Priti Patel may take on Cameron on Brexit

Tuesday 09th February 2016 13:04 EST
 

Employment minister Priti Patel is giving some anxious moments in Downing Street as she is believed to be on the verge of becoming the first member of the cabinet to defy Prime Minister David Cameron and declare herself as a supporter of a Brexit.

She is understood to have demanded an urgent meeting with Cameron after he himself announced he would campaign for Britain to stay in the EU. 

Ms Patel has been privately clear that she is reluctant to compromise her anti-EU belief.

According to a report in the Daily Express, she has come under huge pressure from Chancellor George Osborne to stay silent in the referendum as she has been identified as a potential leadership rival who could unite the eurosceptics in the party once Cameron quits. 

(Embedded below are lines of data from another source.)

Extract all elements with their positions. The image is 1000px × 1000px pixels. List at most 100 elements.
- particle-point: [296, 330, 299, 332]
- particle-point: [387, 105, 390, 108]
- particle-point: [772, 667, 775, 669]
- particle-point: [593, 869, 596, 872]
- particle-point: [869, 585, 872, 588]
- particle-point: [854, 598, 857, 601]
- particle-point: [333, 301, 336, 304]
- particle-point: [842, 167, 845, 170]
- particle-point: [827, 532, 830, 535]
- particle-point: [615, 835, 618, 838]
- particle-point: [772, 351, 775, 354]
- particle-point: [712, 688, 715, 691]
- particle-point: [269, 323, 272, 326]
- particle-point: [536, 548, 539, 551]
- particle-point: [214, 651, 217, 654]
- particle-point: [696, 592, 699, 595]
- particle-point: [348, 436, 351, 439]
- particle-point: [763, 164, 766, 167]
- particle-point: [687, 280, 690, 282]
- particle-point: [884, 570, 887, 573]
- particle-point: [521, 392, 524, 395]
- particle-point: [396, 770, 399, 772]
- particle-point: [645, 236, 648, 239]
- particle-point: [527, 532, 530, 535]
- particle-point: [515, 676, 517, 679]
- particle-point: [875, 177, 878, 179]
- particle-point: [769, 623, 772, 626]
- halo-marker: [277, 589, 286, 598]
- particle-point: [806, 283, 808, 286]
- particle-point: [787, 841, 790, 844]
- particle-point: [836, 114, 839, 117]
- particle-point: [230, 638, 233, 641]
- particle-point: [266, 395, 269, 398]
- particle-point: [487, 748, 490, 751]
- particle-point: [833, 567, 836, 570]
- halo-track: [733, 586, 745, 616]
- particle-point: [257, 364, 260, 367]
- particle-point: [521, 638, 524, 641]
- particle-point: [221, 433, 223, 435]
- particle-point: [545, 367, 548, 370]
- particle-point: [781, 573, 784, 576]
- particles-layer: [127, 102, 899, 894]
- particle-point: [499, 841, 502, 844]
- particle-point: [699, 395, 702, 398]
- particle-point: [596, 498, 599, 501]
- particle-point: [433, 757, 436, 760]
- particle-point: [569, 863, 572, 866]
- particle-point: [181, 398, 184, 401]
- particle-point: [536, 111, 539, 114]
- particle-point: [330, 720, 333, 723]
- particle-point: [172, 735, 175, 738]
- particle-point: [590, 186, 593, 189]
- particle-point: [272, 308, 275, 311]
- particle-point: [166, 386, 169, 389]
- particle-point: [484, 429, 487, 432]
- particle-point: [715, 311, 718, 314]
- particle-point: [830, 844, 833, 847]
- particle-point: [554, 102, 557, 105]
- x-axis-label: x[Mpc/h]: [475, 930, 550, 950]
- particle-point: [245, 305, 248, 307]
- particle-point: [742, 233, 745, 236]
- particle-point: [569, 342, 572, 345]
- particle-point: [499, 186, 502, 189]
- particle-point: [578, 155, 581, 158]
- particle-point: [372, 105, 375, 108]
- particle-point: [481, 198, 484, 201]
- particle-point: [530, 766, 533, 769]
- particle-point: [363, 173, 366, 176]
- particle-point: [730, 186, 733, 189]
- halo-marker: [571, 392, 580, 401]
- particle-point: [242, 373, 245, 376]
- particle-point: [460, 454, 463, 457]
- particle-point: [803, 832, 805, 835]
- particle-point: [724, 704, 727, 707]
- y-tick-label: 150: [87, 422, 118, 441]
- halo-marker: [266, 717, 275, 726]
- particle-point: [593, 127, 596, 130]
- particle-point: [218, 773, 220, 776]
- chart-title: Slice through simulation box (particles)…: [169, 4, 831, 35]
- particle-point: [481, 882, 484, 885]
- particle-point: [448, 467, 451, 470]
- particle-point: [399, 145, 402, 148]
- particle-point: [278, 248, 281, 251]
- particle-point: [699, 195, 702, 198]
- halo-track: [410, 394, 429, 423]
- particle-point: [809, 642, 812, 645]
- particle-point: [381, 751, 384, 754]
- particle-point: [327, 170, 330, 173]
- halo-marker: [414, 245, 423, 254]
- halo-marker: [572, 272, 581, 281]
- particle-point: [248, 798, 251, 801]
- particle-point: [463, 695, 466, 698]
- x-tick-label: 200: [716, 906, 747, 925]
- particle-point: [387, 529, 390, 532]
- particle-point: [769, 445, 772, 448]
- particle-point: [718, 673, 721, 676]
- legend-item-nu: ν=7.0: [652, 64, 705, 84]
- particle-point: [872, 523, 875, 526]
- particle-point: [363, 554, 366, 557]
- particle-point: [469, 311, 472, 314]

A Tory source, according to the Daily Express report, said: “It seems she has been told by George (Osborne) that if she campaigns for Brexit he will make sure she does not get a good job when he becomes Prime Minister.” 

But he added: “The problem for him is that Priti would be an ideal face for the campaign because the most undecided voters are women and she is a departure from old white men.” 

With Home Secretary Theresa May and London Mayor Boris Johnson both indicating that they will back the Remain campaign, eurosceptics are looking for a senior figure to lead the campaign and then potentially become a Tory leadership contender. 

Ms Patel is being urged by fellow MPs who believe she would be the perfect figurehead for the group to join the Out campaign.

Meanwhile, the Government said that a British EU exit could mean thousands of refugees landing on Britain’s shores “overnight”.

A “Brexit” could undermine a Franco-British bilateral agreement that allows Britain to carry out border checks on French soil, stopping many refugees and other migrants, a spokesman of Cameron said.

“Should Britain leave the EU there’s no guarantee those controls would remain in place,” Cameron’s spokesman told reporters at a daily briefing on Monday.